Rifugi, monito degli ambientalisti Rossini assicura: pronti a educare
TRENTO La differenza fra passato e presente, ad alta quota, si fa di anno in anno più marcata e pone di fronte a una domanda: bisogna andare incontro alle mutate aspettative del turista anche a costo di snaturare l’essenza della montagna? I rifugi devono rimanere punto di partenza o diventare la destinazione? La risposta contrappone chi vorrebbe preservare la frugalità della vita alpina (come il presidente Sat Claudio BAssetti, Corriere del Trentino di domenica) e chi crede doveroso cambiare certe abitudini, adattando i rifugi alle attese dei visitatori. Un dibattito tra chi vuole che il rifugio sia il via e chi lo vede come il traguardo.

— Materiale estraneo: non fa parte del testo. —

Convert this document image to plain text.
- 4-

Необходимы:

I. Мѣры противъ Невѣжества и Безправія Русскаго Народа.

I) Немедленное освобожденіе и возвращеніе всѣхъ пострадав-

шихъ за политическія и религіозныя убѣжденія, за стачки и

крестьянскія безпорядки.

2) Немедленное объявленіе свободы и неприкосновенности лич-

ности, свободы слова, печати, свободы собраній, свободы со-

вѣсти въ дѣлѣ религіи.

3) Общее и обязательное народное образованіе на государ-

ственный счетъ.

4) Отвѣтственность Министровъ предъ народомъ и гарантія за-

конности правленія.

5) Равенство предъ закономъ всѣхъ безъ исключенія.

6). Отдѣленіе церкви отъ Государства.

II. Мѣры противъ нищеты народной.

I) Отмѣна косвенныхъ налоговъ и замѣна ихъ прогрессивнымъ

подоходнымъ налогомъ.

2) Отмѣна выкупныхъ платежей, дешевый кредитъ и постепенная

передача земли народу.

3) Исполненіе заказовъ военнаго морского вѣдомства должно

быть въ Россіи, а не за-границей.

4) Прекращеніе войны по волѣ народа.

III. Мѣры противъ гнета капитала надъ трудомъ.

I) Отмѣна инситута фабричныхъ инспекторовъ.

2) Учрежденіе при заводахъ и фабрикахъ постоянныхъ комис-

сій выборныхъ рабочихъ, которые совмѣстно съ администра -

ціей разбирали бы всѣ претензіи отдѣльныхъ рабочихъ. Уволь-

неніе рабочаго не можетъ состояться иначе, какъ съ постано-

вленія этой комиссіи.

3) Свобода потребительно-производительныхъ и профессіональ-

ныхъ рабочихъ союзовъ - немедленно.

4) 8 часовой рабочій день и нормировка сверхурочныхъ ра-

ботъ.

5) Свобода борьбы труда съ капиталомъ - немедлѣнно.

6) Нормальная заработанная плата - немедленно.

Franco Tessadri, presidente di Mountain Wilderness, sostiene che «il turista si è abituato agli standard di città; crede che tutto gli sia dovuto, senza capire che già il servizio offerto richiede un impegno enorme, soprattutto in termini di messa in sicurezza».Sono sempre più irrealizzabili le pretese dei «nuovi frequentatori della montagna», e stonano con il contesto alpino: «C’è chi, giunto a rifugi d’alta quota, chiede di poter avere un collegamento ad internet. Assurdo che laddove si dovrebbe apprezzare la semplicità, venga invece richiesto il superfluo». Ma quella del wi-fi non è l’unica domanda avanzata dal turismo dei grandi numeri, «che vorrebbe docce prolungate, saune, pietanze ricercate e altri servizi tipicamente alberghieri».
Anche Maurizio Rossini, di Trentino Marketing, condivide la necessità di tenere in considerazione i limiti dell’ambiente montano, che vanno oltre l’etichetta di «moderno o vecchio». Allo stesso tempo, però, «proporre oggi gli stessi rifugi di trent’anni fa significherebbe chiudere gli occhi su una forma mentis che ormai dà per scontate certe comodità». «Nostra responsabilità — aggiunge Rossini — è informare ed educare i nuovi frequentatori della montagna a vivere l’ambiente alpino con consapevolezza». E fa un esempio: «Serve far capire che non è possibile, vista la siccità e la drammatica situazione dei ghiacciai, utilizzare quantità eccessive di acqua».
Più perentoria la posizione di Andrea Weiss (Apt Val di Fassa), secondo cui l’immagine «dura e pura» del rifugio per i soli alpinisti è ormai estinta. «È mutato l’utilizzo del rifugio: prima era il punto di partenza, oggi è la destinazione». Negli anni del turismo dei grandi numeri, caratterizzati dalla contaminazione tra stili di vita, serve piuttosto «accontentare», «intercettare l’interesse dei visitatori». E spiega che il lavoro del rifugista è mutato perché mutate sono le esigenze di chi usufruisce del servizio: «Non si chiede soltanto un tetto sotto cui passare la notte. Chi soggiorna ad alta quota dà al cibo un ruolo fondamentale, che qualifica la vacanza, perciò deve essere valorizzato».
Tessardi apre poi il capitolo dei rifiuti abbandonati lungo i sentieri dai turisti: «Sempre più abituati al comfort cittadino, si dimenticano che l’ambiente di montagna non può adattarsi a certi standard; non c’è un servizio di raccolta, è un compito di cui si fanno carico volontariamente i gestori dei rifugi». Anche Weiss critica i consumatori sbadati: «Serve educare comunicando la necessità di rispettare l’ambiente alpino, fragile e unico». Un messaggio difficile da veicolare, specialmente a valle, dove negli alberghi è possibile ottenere qualsiasi servizio; e ancora negli anni della pubblicità, fuorviante perché poco conforme alla realtà. «Un luogo di riflessione e sobrietà — conclude Tessadri — diviene con sempre più frequenza teatro dell’eccesso».